Lana Del Rey ran through a long list of her cinematic, melodramatic hits at the Waikiki Shell on Wednesday night.

Calculating and inscrutable, Lana Del Rey inspires fascination. For her concert under a full moon in Honolulu on Wednesday night, she was every bit the mysterious, stylized object of desire and confusion that she has set out to be.

Appearing at the Waikiki Shell for the last stop of her American tour, she played a long set without an opening act, running through a list of shimmering, fatalistic hits, including “Lust For Life,” her new collaboration with The Weeknd.

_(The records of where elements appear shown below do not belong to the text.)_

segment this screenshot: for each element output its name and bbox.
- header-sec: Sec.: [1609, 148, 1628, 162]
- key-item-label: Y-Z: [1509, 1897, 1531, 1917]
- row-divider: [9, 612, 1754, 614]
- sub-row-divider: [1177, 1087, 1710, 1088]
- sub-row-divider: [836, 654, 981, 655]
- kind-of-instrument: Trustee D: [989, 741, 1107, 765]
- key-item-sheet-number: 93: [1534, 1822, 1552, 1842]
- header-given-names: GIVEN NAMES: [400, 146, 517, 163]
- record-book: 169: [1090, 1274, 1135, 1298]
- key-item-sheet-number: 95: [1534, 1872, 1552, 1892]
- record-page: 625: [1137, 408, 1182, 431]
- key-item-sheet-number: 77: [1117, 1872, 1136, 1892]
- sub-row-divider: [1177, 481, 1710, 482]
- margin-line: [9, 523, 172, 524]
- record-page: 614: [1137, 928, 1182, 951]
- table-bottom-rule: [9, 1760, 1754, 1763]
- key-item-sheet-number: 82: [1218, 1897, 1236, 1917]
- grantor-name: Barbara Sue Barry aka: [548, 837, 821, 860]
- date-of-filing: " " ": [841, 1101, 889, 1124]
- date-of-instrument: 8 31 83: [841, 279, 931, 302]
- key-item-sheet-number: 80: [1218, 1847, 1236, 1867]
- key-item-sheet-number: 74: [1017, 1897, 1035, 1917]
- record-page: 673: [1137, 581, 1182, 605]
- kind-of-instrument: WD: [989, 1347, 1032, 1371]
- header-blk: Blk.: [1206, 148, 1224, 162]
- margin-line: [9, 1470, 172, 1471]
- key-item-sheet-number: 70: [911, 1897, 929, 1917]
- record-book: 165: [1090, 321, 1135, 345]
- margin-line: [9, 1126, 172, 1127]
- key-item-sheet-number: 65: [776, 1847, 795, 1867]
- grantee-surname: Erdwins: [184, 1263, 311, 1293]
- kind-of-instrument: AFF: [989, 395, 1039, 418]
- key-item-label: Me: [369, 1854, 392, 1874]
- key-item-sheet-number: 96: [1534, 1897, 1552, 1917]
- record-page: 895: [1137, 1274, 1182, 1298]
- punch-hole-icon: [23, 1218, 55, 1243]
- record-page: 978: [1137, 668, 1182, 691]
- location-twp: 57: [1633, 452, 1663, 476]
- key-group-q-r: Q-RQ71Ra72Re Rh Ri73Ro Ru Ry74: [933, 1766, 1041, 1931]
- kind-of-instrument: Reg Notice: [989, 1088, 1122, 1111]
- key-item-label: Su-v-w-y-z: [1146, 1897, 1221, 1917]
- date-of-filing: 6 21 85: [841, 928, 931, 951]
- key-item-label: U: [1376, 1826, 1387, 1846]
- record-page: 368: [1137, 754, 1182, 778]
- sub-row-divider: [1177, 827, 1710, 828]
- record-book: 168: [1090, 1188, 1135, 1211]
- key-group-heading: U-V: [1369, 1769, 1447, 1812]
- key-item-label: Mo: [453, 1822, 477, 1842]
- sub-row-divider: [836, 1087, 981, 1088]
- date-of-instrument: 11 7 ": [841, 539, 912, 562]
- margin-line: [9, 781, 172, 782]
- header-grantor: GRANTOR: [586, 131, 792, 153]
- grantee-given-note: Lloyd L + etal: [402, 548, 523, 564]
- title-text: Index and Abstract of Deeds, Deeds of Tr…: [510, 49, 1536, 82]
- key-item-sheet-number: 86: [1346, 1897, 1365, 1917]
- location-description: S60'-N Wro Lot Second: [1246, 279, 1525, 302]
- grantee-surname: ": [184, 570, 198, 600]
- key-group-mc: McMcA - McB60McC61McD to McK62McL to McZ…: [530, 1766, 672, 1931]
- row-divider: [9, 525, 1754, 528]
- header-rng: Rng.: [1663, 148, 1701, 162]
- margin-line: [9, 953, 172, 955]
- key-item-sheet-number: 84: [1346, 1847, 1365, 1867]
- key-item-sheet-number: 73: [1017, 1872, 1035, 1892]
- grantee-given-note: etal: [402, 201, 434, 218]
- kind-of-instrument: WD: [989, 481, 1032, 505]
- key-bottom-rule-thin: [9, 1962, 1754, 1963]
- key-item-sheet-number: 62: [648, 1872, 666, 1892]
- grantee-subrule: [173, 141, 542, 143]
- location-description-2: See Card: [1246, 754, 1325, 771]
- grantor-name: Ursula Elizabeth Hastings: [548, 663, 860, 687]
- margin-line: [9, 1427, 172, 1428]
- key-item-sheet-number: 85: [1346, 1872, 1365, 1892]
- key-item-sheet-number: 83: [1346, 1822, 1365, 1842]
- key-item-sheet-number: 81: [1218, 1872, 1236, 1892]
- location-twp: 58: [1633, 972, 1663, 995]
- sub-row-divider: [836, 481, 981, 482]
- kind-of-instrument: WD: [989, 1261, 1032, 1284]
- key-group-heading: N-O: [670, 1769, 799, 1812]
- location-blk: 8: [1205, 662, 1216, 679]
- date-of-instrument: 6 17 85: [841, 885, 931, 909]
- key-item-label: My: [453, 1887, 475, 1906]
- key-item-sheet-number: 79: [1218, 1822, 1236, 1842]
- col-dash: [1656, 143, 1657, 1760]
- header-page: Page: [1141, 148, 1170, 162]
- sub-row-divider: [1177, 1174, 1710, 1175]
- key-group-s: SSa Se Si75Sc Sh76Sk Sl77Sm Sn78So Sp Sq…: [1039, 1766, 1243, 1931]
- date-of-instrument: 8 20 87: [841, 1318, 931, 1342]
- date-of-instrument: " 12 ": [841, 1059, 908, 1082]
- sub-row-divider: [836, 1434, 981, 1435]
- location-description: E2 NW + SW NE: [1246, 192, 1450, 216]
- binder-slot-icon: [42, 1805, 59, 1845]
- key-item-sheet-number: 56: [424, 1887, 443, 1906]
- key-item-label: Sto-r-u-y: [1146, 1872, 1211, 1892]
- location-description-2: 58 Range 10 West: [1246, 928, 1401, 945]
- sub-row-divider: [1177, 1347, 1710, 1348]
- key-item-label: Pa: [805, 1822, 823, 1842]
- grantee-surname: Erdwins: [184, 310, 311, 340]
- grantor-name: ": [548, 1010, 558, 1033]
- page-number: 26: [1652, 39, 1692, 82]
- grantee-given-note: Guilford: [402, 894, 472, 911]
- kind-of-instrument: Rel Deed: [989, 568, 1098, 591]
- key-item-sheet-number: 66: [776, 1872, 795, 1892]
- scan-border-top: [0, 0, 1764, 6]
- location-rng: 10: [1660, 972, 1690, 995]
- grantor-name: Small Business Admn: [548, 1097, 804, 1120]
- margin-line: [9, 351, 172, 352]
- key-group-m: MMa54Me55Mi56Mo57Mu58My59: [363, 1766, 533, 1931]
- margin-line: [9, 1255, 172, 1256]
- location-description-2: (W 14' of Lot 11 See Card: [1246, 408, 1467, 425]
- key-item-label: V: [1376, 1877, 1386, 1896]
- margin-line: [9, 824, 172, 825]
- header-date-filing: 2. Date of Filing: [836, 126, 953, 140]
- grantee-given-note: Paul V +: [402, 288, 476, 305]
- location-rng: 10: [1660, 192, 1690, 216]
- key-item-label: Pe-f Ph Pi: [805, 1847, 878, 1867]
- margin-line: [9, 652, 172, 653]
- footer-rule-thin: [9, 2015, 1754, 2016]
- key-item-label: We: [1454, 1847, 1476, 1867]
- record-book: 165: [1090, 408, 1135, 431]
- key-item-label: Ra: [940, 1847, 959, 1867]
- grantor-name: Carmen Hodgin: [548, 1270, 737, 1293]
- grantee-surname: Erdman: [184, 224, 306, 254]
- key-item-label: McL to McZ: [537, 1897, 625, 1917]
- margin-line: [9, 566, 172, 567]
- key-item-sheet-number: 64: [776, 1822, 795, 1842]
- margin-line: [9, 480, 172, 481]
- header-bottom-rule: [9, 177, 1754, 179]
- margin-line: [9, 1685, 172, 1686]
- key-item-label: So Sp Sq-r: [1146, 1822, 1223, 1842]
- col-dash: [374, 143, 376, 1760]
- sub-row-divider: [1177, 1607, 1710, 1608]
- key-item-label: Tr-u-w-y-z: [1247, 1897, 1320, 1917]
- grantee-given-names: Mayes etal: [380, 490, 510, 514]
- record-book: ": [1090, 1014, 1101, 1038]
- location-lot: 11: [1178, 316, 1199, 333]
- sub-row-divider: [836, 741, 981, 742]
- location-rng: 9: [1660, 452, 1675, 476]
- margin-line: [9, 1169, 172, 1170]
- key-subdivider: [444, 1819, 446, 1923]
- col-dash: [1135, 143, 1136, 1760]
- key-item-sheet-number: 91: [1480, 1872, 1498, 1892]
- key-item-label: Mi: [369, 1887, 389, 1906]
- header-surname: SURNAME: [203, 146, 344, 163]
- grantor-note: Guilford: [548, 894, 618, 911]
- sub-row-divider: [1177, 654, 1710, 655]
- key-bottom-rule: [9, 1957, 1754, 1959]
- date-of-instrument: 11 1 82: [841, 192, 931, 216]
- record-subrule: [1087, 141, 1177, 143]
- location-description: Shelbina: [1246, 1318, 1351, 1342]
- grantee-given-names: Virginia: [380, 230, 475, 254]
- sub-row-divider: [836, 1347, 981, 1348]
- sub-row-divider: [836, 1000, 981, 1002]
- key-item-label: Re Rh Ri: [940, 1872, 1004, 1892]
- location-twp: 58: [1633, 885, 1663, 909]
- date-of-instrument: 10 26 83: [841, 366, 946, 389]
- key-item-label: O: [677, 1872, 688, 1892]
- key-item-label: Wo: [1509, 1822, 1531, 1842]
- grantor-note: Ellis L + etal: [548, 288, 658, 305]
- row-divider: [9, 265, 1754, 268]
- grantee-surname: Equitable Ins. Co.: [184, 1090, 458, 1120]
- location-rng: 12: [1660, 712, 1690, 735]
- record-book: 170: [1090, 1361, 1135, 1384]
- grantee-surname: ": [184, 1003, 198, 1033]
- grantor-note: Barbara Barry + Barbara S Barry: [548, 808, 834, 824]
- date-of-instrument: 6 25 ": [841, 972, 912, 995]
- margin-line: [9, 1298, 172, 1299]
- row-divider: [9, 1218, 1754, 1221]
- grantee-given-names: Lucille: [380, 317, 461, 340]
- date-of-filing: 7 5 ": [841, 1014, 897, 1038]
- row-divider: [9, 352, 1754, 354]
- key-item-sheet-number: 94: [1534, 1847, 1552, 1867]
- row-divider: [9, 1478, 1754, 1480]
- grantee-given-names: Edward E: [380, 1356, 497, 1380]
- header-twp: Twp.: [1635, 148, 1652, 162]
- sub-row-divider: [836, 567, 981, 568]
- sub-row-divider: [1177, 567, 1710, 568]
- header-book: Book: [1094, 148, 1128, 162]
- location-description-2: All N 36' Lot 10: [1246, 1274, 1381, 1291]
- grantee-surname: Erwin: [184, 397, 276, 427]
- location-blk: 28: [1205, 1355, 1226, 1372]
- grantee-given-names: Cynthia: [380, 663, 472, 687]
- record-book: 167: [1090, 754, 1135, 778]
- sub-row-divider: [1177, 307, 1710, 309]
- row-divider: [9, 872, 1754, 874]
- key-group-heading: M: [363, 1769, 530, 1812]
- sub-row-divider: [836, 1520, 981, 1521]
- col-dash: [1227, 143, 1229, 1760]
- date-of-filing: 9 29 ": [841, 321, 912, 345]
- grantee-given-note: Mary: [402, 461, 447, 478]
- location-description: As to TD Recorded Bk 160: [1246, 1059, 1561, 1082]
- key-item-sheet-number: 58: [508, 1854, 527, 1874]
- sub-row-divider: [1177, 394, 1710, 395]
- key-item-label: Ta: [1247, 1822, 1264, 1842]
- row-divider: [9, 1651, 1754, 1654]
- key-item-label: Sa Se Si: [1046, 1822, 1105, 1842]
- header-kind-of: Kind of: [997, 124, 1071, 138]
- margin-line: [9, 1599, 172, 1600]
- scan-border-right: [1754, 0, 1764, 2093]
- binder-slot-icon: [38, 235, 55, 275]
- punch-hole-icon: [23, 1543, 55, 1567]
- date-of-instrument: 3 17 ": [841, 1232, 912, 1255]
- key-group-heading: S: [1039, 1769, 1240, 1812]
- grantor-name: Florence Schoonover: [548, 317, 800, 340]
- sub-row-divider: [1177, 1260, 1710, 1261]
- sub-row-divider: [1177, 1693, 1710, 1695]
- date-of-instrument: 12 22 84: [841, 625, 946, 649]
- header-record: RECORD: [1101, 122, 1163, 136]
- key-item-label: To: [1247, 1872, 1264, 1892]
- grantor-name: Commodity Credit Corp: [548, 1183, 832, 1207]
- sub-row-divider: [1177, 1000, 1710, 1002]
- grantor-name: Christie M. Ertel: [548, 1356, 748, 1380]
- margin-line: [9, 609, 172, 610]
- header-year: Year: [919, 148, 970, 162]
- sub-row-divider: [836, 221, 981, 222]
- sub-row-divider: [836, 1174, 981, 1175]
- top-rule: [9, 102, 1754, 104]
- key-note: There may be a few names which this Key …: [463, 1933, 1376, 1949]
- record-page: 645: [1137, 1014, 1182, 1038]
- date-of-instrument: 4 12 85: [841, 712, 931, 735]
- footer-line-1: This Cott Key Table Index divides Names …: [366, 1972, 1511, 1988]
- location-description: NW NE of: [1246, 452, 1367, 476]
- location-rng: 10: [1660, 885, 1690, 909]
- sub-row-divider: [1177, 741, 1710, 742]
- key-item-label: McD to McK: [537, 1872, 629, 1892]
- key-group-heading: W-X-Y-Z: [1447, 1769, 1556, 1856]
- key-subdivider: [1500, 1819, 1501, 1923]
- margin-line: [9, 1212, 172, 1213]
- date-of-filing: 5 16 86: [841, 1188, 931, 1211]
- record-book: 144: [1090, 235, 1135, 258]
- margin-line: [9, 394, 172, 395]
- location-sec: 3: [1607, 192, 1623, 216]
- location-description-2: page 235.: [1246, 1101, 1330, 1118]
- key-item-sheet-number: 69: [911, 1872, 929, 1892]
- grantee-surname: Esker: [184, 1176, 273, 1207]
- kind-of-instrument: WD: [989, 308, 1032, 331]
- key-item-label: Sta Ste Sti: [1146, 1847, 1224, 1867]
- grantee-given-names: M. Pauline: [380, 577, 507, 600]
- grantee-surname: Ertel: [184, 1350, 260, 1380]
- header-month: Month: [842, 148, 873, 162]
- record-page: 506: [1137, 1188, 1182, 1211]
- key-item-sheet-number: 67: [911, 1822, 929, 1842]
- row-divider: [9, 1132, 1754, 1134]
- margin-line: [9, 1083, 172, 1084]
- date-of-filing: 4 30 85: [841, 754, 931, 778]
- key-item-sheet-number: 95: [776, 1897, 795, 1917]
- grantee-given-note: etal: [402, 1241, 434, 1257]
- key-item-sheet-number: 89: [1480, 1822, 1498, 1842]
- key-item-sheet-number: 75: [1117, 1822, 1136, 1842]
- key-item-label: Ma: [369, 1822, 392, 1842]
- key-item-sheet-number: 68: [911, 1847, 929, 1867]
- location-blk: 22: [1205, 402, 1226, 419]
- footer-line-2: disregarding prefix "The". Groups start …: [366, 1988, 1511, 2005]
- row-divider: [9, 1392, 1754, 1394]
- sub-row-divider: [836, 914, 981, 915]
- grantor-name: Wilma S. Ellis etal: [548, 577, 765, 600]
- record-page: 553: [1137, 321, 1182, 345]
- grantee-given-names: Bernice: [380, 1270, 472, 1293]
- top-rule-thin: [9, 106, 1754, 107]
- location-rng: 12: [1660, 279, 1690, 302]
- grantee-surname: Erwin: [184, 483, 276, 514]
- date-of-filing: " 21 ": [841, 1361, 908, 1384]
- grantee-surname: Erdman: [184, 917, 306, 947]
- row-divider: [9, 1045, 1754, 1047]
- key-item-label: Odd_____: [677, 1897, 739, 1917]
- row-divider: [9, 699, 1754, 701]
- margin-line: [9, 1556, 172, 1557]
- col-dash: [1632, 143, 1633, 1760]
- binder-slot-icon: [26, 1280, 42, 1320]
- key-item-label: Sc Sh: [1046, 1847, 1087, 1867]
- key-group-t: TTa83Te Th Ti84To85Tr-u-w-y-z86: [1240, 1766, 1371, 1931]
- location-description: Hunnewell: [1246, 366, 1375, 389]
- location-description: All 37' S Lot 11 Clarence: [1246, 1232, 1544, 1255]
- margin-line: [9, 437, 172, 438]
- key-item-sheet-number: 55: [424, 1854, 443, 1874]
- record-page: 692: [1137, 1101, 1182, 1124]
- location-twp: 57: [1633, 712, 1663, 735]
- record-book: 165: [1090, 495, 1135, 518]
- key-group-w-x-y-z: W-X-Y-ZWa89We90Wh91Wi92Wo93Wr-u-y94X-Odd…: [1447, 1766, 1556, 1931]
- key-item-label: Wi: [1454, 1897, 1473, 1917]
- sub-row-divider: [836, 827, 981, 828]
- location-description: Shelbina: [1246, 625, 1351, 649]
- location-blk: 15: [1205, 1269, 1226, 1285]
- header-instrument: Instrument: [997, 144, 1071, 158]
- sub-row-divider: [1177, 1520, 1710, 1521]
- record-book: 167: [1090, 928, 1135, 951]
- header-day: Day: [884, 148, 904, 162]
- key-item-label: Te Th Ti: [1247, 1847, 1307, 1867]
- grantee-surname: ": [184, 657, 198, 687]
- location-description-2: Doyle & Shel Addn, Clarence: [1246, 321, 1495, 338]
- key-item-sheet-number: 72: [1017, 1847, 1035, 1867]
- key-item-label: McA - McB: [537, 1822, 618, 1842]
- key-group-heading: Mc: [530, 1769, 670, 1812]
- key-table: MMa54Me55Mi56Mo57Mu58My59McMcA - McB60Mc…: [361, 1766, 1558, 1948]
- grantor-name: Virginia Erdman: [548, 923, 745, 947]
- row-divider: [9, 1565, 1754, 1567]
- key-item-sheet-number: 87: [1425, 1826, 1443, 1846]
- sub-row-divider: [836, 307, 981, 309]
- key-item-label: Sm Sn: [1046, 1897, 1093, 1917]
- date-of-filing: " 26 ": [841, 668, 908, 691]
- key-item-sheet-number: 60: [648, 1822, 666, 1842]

She appeared in a 1940s-ish, low-cut, flowered dress with a bi-level skirt, adding a flash of the entertainment industry’s depiction of Hawaii to her retro-Hollywood look. Member of her band were clad in aloha shirts; her backup singers, moving sinuously, wore shiny silver mini-dresses.

The stage was tropically colored and highly art-directed, filled out with palm trees and two upholstered lounge chairs — one on each side of the stage, so that she could sit or recline in either location. A large screen flashed behind her, projecting her videos and other synchronized imagery. Two screens flanked the stage, projecting the show to a sold-out crowd that stretched to the back of the lawn.

The music was workmanlike, also synchronized; relying on moody, minor-key swashes of melody to emphasize Del Rey’s fated tableaux.

Those tableaux, though! They’re captivating, cinematic — most often portraying a character who is beautiful and doomed.

Del Rey and her lyrical lovers largely populate a melancholy world, of “Summertime Sadness” (her first song).

“Love is mean, and love hurts,” she sang on “Blue Jeans,” from her 2012 album “Lust For Life. “

On stage, she moved very little, as if immobilized by anti-depressants, but her voice communicated deep levels of dark emotion — longing, sorrow, obsession.

Ultimately, too, her songs also inspire a kind of cynical energy. Her characters do have desires, after all. They are young, or rebellious — lovers (“Young and Beautiful”), skaters (“Video Game”), bikers (“Ride”), gangsters (“Blue Jeans”).

While Del Rey’s persona might be noirish, the flash in her eyes and her impeccably planned presentation signal that what she says is not exactly what she means.

Del Rey has described herself as a “self-styled gangsta Nancy Sinatra.” That’s a nice encapsulation of her calculated persona: sexy, in control, and not averse to using stereotypes and stock stories to her own advantage.

Sinatra used her go-go boots for walking; Del Rey uses the image of the damaged, needy female accessory to cause unease, slip from the grasp of easy caricature, and also rake in the dough. That is pretty gangsta.

As she sings in that new single, “Lust For Life”: “We’re the masters of our own fate/ We’re the captains of our own souls/ So there’s no need for us to hesitate/ We’re all alone, let’s take control.”